Open vspathonis opened 1 year ago
I think the latency comes from cold starts. Cloud Run is a serverless docker platform, so when your app receive little traffic it get shut down, the first request will wake the docker instance but it can take a little time before your app start (node has to start, then your nextjs server has to start), every subsequent requests that comes between the amount of time your app has to stay alive is faster since everything is already started.

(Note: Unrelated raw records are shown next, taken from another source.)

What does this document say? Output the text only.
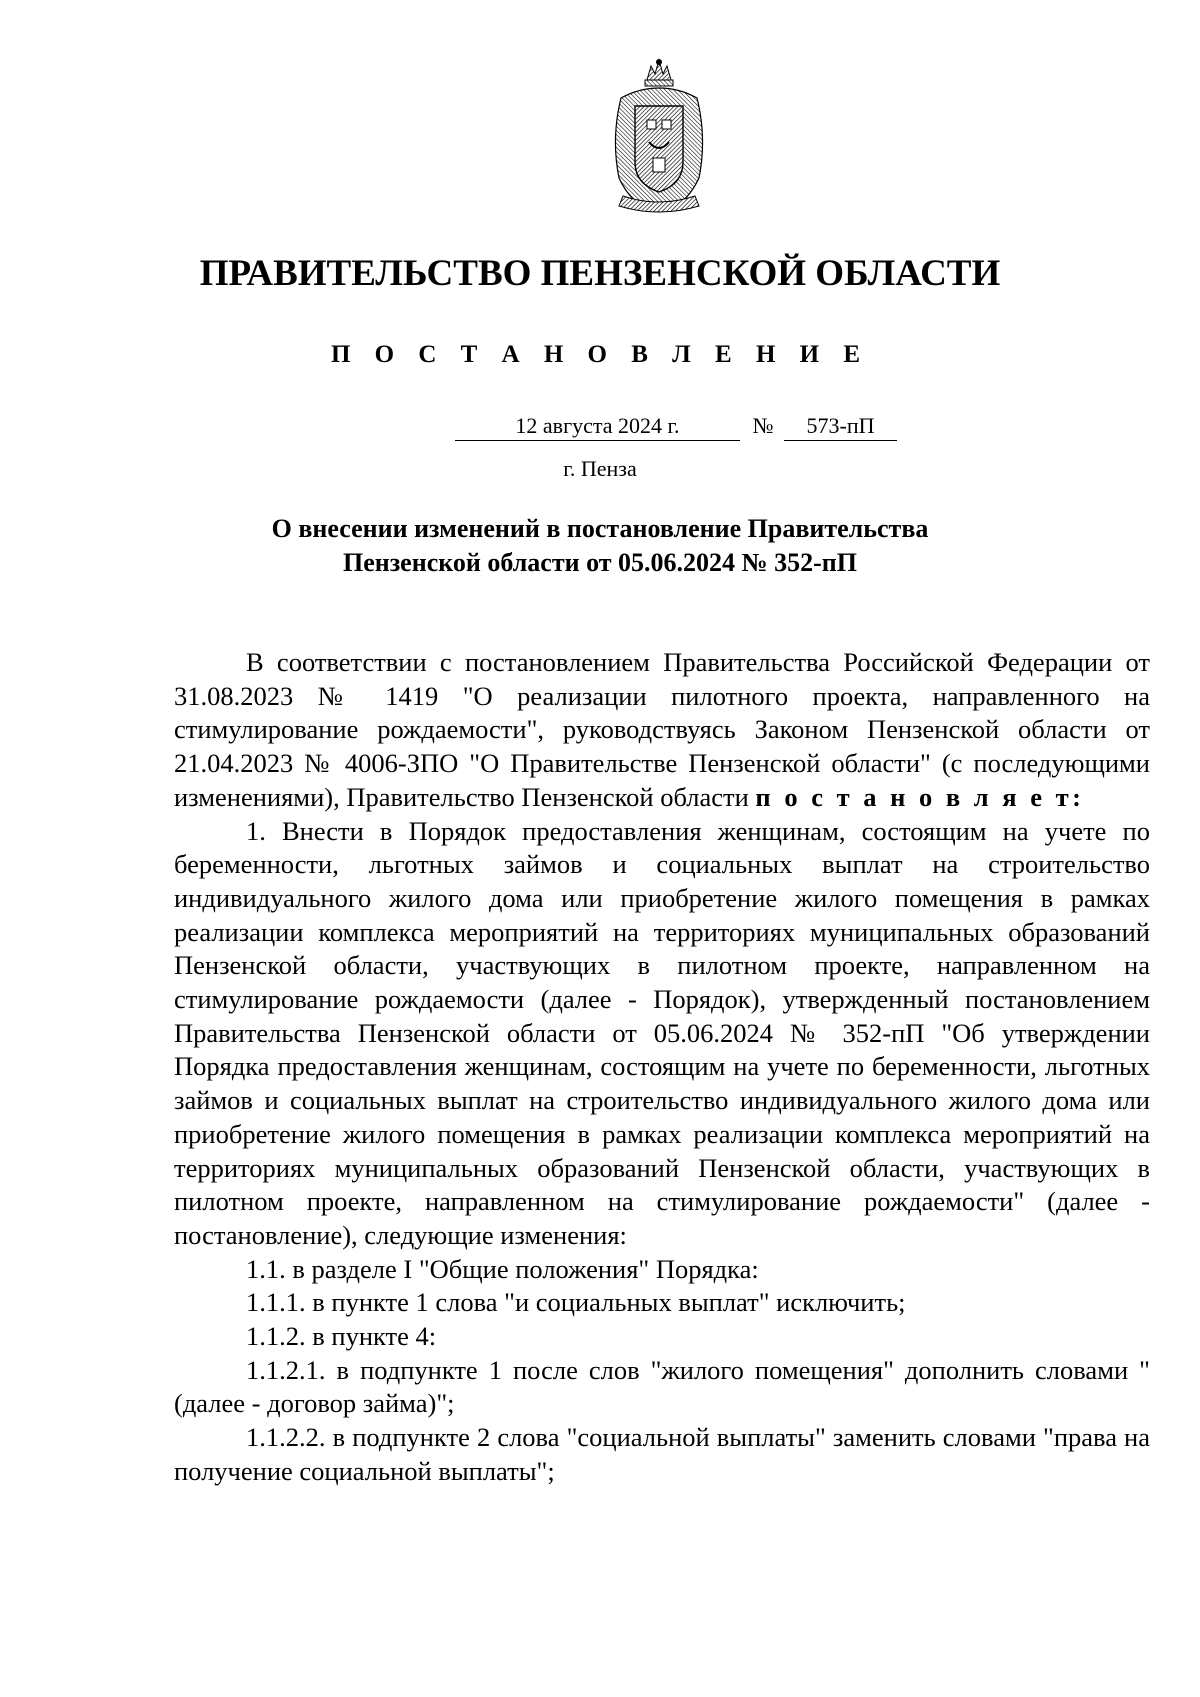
ПРАВИТЕЛЬСТВО ПЕНЗЕНСКОЙ ОБЛАСТИ
П О С Т А Н О В Л Е Н И Е
12 августа 2024 г.	№	573-пП
г. Пенза
О внесении изменений в постановление Правительства
Пензенской области от 05.06.2024 № 352-пП

В соответствии с постановлением Правительства Российской Федерации от 31.08.2023 № 1419 "О реализации пилотного проекта, направленного на стимулирование рождаемости", руководствуясь Законом Пензенской области от 21.04.2023 № 4006-ЗПО "О Правительстве Пензенской области" (с последующими изменениями), Правительство Пензенской области п о с т а н о в л я е т:

1. Внести в Порядок предоставления женщинам, состоящим на учете по беременности, льготных займов и социальных выплат на строительство индивидуального жилого дома или приобретение жилого помещения в рамках реализации комплекса мероприятий на территориях муниципальных образований Пензенской области, участвующих в пилотном проекте, направленном на стимулирование рождаемости (далее - Порядок), утвержденный постановлением Правительства Пензенской области от 05.06.2024 № 352-пП "Об утверждении Порядка предоставления женщинам, состоящим на учете по беременности, льготных займов и социальных выплат на строительство индивидуального жилого дома или приобретение жилого помещения в рамках реализации комплекса мероприятий на территориях муниципальных образований Пензенской области, участвующих в пилотном проекте, направленном на стимулирование рождаемости" (далее - постановление), следующие изменения:

1.1. в разделе I "Общие положения" Порядка:

1.1.1. в пункте 1 слова "и социальных выплат" исключить;

1.1.2. в пункте 4:

1.1.2.1. в подпункте 1 после слов "жилого помещения" дополнить словами "(далее - договор займа)";

1.1.2.2. в подпункте 2 слова "социальной выплаты" заменить словами "права на получение социальной выплаты";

So it's normal than when there is little to no traffic, the app start slow. In a local docker workstation it is normal since i suppose you don't have cold starts.
I think you can specify in Cloud Run a minimum amount docker instances to run when there is no traffic so that there is at least one running instance of your app when testing.
Hi, I work with @vspathonis on the issue. Our deployment has a minimum of 50 Cloud Run instances waiting for traffic and also we have disabled CPU throttling, which allocates CPU during the whole lifetime of the container instance. We have been in communication with Google support and they have pointed out that code execution is at fault instead of their infrastructure. From our testing, it seems that the problem only surfaces when the Docker image is launched via Cloud Run and is NEVER reproduced in a local workstation or other types of Cloud virtual machines.
What we would like is get advise on how to debug the issue in order to pinpoint the root cause, as we cannot get more information from Google which is our production deployment environment.
To help even further, it seems that our landing page consumes 30+ seconds to redirect to the login page and another 30+ seconds to load the login page. Our corresponding back-end service (login/logout, data fetch, data push) is responding within milliseconds for most requests and our monitoring logs showcase up to 3 seconds of response time for the most processing heavy API endpoints. So the API back-end is not responsible for the delays. It seems that delays are coming mostly from the API Route processing, which mostly acts as a proxy to perform the back-end requests and save sensitive account data to the Iron Session encrypted cookie and/or return fetched JSON data to the UI. I am starting to suspect the delays are caused by the API Route processing (not UI) getting very low CPU resources even though the Cloud Run instance is already up and running and can handle the serving of static resources. Iron session cookies involve encryption and decryption of session cookie data so getting low CPU resources during this process may explain the phenomenon. We just need good direction on how to debug and profile the performance of the Next application.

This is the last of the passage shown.